Hash-consing specific operations

val to_int : t -> int

Returns the hash-consed id of the map. Unlike NODE_WITH_ID.to_int, hash-consing ensures that maps which contain the same keys (compared by KEY.to_int) and values (compared by HASHED_VALUE.polyeq) will always be physically equal and have the same identifier.

Note that when using physical equality as HASHED_VALUE.polyeq, some maps of different types a t and b t may be given the same identifier. See the end of the documentation of HASHED_VALUE.polyeq for details.

val equal : t -> t -> bool

Constant time equality using the hash-consed nodes identifiers. This is equivalent to physical equality. Two nodes are equal if their trees contain the same bindings, where keys are compared by KEY.to_int and values are compared by HASHED_VALUE.polyeq.

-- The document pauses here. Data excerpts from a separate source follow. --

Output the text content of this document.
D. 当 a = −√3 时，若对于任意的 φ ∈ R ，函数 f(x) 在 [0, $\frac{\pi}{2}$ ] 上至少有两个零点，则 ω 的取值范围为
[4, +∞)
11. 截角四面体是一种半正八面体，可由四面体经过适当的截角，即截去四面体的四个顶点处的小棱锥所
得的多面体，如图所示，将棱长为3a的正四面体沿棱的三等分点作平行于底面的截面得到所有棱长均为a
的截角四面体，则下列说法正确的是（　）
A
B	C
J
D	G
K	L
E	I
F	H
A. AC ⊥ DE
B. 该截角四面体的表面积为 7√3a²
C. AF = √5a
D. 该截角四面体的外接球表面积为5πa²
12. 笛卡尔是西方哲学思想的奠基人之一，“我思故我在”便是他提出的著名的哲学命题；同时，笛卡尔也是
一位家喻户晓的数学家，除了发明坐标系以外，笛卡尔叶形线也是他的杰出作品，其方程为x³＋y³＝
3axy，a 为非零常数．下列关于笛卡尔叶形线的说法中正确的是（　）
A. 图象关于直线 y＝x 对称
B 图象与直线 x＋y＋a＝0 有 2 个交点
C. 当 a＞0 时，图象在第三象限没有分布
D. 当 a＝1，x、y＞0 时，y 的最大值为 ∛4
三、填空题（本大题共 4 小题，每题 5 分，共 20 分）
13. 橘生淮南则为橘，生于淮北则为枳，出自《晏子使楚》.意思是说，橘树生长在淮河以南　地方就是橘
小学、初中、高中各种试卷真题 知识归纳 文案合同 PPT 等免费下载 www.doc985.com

val compare : t -> t -> int

Constant time comparison using the hash-consed node identifiers. This order is fully arbitrary, but it is total and can be used to sort nodes. It is based on node ids which depend on the order in which the nodes where created (older nodes having smaller ids).

One useful property of this order is that child nodes will always have a smaller identifier than their parents.